A photograph taken from a drone on the ‘Sleeping Lady’ mountain in Alaska.
Mount Susitna, a 4396-foot mountain in Alaska about 33 miles northwest of Anchorage, is unofficially known as “The Sleeping Lady” for its resemblance to that of a woman at rest:
A photograph of The Sleeping Lady said to have been taken from a drone has been circulated via social media, an image showing the mountain to bear a much stronger resemblance to a recumbent woman when seen from overhead:
This “drone” view, however, is not a true photograph of Mount Susitna. It is the brain by virtual artist Jean-Michel Bihorel, who published it under the name “Winter Sleep”:
Bihorel verified in a Facebook post that this Sleeping Lady exists only in virtual form on her computer, in the physical world:
The online page Alaska.org provides a summary of the legend of the “sleeping woman” call:
However, a 2003 article in the Anchorage Chronicle stated that the unusual backstory behind the mountain call was of a fashionable origin and, as it is claimed, did not derive from Aboriginal knowledge:
All that history comes from Alaska’s native tradition, right?
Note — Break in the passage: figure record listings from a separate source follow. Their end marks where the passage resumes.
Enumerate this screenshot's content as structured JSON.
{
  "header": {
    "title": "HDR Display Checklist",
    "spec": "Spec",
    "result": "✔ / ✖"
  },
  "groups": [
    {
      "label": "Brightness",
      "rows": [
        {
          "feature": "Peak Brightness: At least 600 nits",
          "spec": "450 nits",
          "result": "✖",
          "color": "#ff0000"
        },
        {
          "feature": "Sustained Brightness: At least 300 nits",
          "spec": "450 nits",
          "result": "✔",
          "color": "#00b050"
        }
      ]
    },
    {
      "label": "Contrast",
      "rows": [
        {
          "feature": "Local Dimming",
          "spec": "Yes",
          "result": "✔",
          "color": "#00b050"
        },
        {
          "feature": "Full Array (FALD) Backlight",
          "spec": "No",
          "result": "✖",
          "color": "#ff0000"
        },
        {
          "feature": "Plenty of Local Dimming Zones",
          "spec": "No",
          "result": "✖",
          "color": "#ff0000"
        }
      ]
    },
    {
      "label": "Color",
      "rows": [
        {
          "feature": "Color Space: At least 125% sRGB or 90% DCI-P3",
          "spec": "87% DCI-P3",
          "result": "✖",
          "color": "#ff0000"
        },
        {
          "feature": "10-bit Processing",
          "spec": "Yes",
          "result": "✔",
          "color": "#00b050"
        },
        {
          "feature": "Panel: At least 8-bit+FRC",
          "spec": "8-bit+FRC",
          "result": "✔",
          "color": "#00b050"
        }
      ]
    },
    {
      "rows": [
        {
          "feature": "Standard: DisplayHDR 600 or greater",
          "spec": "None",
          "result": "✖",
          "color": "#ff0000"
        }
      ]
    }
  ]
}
False, for Nancy Lesh, librarian at the University of Alaska at Anchorage.
Lesh wrote a story about Sleeping Lady in the early 1960s as one of the school’s top students and published it in Alaska Northern Lights magazine.
“I think I made up the story, though I can’t say for sure,” he said.
Ann Dixon, who published the children’s image eBook “The Sleeping Lady” in 1964, stated that the tale is not an Aboriginal legend. Instead, Dixon said, the story probably unfolded with searchers or farmers between 1930 and 1950.